Below the reader finds the decisions taken by the Translation Committee during the process of translating. Meanwhile the comparative method is being further elaborated in the author instruction ’new way’.

General Decisions by the Translation Committee (TC)

The text is divided in paragraph’s. There is the dificulty that the English use the word ‘paragraph’ where the Dutch would use the word ‘allinea’, while they use the word ‘section’, where the Dutch use the word ‘paragraph’. The numbered paragraph’s in the translation text are not conform the division in paragraph’s by Paul Scholten, which are often very long. The numbered paragraph’s are rather arbitrarily chosen text chunks to make the comparison and commentary easy.

One of the characteristics of Paul Scholten’s style of writing is that he avoids the use of technical terms in many situations. TC has adopted the same style and choses when possible a solution in everyday language

For the translation of legal terms the choice has been to follow Juridisch Lexicon, the legal lexicon, Nederlands-Engels by A van den End.

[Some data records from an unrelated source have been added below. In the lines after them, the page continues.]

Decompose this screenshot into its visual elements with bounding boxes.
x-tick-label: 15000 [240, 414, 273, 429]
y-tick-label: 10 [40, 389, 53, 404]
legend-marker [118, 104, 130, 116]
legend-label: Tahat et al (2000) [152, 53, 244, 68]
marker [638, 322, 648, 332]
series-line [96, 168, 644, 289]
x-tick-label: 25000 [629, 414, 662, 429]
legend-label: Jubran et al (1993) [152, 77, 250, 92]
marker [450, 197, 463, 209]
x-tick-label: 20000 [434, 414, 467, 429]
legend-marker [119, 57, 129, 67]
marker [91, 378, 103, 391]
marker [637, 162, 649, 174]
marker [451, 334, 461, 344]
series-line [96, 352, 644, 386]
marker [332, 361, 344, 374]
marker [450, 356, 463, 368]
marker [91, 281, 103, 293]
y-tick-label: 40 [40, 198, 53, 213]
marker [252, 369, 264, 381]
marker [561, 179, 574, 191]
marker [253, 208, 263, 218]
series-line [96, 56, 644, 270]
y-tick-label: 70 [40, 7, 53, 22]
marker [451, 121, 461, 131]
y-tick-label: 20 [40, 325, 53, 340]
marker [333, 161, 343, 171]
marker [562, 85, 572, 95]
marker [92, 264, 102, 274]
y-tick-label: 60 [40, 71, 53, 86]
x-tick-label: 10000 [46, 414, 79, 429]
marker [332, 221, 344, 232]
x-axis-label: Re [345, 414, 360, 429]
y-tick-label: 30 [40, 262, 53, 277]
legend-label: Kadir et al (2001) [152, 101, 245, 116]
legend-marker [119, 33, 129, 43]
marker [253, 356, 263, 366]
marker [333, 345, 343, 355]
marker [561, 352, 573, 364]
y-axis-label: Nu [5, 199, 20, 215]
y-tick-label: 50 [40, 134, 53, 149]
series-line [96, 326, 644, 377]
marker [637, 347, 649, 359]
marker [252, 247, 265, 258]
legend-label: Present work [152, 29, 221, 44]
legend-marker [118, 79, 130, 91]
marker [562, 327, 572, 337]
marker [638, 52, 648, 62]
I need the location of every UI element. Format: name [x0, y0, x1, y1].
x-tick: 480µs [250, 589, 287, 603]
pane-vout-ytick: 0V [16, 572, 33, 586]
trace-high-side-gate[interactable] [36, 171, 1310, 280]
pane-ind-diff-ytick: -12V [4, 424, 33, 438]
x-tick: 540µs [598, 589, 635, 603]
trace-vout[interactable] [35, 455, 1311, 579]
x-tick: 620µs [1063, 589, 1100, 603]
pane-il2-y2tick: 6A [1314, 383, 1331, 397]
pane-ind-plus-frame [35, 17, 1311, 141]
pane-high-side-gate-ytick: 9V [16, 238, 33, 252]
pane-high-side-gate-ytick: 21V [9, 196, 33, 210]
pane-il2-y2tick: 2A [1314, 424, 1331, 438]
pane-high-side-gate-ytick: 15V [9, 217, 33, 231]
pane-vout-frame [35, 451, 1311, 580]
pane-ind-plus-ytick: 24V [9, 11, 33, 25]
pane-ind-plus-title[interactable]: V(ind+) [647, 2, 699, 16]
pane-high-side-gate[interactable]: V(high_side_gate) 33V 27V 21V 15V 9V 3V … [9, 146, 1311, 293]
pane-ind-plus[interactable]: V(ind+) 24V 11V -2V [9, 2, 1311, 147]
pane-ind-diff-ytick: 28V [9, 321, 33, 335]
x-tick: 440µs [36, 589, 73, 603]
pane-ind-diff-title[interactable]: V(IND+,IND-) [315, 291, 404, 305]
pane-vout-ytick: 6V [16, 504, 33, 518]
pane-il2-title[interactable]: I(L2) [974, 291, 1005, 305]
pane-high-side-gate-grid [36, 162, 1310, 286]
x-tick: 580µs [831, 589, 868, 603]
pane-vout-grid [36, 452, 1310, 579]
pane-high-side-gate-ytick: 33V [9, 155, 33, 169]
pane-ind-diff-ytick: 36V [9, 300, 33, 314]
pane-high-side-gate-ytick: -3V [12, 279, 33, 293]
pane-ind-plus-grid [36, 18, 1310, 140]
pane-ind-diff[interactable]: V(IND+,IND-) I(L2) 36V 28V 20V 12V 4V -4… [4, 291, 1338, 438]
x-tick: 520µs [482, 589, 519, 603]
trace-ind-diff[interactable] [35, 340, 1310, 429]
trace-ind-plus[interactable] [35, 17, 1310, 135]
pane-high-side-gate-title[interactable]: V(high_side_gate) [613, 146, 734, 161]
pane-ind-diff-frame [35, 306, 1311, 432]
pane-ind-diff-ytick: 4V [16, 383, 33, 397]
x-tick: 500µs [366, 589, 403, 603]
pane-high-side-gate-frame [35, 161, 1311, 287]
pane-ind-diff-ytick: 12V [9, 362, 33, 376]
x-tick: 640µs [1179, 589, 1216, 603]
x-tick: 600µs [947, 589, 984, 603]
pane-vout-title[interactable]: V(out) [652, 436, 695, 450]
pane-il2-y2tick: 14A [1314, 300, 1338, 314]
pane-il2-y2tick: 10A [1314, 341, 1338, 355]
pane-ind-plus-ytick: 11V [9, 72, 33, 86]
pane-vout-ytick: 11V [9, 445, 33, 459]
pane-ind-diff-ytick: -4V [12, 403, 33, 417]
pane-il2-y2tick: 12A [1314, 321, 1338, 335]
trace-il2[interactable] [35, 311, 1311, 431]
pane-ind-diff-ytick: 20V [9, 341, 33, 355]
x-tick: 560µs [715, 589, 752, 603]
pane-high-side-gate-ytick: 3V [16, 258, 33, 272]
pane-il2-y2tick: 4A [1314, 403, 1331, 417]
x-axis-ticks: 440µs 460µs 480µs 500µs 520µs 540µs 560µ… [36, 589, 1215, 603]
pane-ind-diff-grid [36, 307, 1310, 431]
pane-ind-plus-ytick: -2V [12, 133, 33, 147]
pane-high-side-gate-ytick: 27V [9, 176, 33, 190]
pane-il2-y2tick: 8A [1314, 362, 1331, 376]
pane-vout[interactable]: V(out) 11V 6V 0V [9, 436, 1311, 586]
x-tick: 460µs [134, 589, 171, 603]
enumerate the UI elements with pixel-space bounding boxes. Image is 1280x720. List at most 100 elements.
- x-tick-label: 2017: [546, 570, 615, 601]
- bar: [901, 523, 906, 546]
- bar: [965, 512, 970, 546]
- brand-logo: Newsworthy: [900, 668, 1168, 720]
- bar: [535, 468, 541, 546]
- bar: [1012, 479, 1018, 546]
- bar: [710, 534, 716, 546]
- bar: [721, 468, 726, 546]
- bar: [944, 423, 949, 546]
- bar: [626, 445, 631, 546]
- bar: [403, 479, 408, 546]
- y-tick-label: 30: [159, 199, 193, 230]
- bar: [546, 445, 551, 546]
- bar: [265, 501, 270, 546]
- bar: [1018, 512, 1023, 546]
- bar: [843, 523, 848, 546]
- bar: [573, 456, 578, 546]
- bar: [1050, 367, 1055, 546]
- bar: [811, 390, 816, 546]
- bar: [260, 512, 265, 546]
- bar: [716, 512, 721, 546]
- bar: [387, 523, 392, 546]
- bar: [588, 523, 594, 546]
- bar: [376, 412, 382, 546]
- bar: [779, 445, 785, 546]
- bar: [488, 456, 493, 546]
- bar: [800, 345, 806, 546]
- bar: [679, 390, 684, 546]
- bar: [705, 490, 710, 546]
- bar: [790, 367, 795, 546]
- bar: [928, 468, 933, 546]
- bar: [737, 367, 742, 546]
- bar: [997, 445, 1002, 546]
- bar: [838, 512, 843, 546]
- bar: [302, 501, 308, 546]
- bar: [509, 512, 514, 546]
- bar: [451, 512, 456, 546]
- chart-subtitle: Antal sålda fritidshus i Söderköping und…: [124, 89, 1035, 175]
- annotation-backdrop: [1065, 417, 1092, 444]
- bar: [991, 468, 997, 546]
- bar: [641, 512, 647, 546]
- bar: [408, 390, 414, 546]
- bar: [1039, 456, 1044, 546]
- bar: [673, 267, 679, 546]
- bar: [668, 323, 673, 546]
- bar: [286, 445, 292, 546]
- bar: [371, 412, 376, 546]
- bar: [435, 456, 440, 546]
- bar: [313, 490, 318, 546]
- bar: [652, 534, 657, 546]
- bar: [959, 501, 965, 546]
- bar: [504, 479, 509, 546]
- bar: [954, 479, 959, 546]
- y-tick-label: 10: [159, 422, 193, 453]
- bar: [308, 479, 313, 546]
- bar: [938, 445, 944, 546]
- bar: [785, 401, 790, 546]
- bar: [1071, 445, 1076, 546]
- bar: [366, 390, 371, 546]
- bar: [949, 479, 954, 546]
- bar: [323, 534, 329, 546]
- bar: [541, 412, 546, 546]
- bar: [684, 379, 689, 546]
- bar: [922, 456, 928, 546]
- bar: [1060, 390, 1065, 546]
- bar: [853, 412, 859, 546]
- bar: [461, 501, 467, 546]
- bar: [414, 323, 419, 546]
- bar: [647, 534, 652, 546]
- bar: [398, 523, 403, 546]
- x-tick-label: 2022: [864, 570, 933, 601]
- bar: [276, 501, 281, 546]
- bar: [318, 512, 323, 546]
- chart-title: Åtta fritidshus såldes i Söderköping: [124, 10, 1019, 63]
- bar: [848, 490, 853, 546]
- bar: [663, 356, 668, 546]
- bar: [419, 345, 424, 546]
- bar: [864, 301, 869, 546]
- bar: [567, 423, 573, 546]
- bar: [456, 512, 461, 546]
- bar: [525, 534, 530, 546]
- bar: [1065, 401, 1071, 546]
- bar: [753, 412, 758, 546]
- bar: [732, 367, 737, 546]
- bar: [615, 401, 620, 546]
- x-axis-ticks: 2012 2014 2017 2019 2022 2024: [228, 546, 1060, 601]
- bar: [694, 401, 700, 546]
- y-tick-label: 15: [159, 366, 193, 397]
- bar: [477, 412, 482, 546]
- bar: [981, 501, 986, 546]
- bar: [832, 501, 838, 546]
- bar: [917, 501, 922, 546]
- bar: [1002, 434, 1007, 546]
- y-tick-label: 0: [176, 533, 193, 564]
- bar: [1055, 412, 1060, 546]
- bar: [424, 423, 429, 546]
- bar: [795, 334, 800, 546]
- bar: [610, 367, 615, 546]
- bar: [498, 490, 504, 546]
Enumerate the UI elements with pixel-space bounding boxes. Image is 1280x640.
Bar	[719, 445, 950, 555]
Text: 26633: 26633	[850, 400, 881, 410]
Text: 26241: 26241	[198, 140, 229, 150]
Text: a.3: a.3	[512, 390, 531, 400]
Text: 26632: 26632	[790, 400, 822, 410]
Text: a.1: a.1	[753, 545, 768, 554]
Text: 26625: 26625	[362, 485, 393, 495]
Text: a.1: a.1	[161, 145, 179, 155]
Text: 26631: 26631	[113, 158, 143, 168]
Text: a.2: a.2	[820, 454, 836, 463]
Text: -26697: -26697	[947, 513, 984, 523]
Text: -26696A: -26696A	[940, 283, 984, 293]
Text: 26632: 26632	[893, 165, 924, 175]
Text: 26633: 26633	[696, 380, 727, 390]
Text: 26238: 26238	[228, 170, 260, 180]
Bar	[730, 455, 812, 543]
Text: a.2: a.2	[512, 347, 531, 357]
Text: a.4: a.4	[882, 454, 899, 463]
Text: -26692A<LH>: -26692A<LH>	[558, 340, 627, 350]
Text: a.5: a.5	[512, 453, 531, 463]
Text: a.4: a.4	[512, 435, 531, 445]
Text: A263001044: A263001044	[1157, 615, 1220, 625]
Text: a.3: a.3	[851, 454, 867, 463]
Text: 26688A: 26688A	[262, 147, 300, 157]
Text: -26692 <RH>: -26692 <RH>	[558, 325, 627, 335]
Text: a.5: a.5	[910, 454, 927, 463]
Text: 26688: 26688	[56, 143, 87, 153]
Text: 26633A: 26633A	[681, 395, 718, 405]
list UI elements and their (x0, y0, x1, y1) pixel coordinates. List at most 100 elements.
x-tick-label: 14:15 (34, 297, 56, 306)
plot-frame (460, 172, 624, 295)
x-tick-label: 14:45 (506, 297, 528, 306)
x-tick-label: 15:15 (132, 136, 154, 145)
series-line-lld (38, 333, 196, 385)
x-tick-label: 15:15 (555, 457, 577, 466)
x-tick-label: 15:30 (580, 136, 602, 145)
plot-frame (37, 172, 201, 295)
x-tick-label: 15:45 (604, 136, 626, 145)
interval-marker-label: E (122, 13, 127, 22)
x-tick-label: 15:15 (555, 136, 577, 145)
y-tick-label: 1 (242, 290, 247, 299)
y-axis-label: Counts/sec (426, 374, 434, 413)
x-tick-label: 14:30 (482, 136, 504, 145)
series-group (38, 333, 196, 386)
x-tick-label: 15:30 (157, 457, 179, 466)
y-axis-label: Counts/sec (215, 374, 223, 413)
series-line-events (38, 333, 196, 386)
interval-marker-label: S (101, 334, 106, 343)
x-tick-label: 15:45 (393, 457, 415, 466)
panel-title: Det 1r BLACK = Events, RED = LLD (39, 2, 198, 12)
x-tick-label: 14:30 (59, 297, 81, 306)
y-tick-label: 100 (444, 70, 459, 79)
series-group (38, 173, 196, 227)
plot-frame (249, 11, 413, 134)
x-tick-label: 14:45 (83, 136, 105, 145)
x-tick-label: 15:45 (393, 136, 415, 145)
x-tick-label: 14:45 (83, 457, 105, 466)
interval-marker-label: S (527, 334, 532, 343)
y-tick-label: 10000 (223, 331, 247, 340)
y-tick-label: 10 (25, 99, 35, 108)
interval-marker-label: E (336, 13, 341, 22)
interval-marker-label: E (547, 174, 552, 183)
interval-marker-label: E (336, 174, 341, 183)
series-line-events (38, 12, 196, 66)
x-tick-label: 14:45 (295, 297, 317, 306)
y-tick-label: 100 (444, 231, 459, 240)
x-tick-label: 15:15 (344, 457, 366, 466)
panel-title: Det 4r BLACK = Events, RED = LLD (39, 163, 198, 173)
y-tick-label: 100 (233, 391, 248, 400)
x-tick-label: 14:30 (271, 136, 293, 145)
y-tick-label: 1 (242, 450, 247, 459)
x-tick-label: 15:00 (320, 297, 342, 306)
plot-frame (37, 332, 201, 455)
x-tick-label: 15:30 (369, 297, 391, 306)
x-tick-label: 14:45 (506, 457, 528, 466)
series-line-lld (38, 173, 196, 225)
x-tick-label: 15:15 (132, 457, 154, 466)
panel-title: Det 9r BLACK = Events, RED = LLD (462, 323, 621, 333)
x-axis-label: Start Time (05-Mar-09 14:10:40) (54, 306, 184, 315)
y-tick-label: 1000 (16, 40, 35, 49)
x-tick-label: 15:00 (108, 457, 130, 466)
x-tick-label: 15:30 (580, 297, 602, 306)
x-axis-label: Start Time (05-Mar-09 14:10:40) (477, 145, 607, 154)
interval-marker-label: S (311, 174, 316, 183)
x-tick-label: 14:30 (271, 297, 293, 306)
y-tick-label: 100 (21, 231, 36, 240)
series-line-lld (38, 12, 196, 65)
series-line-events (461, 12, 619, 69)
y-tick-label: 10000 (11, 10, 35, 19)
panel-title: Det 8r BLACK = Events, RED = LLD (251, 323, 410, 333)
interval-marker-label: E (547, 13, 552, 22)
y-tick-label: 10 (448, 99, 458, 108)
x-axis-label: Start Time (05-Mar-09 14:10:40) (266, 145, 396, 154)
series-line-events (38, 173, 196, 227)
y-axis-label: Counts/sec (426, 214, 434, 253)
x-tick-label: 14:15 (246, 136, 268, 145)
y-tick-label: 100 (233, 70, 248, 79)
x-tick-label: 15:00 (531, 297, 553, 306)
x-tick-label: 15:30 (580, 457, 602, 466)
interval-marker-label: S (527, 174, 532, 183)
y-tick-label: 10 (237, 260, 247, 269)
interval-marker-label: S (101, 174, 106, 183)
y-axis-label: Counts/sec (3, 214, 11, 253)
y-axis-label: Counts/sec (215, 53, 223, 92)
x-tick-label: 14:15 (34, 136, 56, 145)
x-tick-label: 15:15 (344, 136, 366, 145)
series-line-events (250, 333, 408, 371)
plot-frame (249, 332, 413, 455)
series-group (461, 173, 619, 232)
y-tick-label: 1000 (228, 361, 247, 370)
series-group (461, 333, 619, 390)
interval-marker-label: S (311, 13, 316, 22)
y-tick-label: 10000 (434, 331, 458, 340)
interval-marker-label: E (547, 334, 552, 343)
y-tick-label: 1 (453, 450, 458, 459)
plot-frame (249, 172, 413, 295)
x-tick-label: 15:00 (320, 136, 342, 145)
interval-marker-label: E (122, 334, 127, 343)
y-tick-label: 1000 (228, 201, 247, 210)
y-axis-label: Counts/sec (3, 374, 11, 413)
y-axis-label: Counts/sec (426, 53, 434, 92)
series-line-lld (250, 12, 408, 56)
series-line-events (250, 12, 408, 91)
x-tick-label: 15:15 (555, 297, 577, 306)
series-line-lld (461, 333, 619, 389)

Paul Scholten uses not only italics but also accents to underscore certain words. These accents make it possible “to hear him lecture”, while reading. TC has chosen to skip these accents, sometimes making a translation which gives somewhat more emphasis. 

TC follows Paul Scholten in the use of quotation marks and italics.

When Paul Scholten refers to specific Dutch institutions or Dutch legislation the Dutch term is not translated. These cases are indicated by the fact that the English equivalent is placed between (  ). The Dutch term is placed between single quotation marks. 

For the references to legislation a research question will be opened to update and link them with explanatory annotations in a later phase.

Concepts which refer to legal culture or theory in general are translated. When the translation is not self-evident a research question is opened, which is indicated by TC as a comment to the paragraph concerned. For example: when Paul Scholten speaks of burgerlijk recht, it is translated as civil law, while privaatrecht is translated as private law. For the relation between both concepts a research question is opened in the Thesaurus.

Sometimes a few words are added to make the text more easy to read. These cases are indicated by the use of [ ].

Also [] is used to add the word in Dutch when the English seems not clear enough for the continental reader, while the Dutch term is comparable to the German.

The references by Paul Scholten are put between {} in the text. For the update and necessary explications of these references research questions are opened in Comparative Research.

Citations in German, French and Latin are not yet translated. TC deems it important to use as far as possible translations for these citations, which are already published and of good quality. TC wants to avoid that these translations become part of the discussions. Users of the site are asked to give suggestions about published translations which can be used in the commentboxes.

When there is an internal discussion in the translation committee about the best translation of certain phrases or expressions, TC makes a choice and leaves a comment to indicate the discussion, sometimes adding a research question in Comparative Research.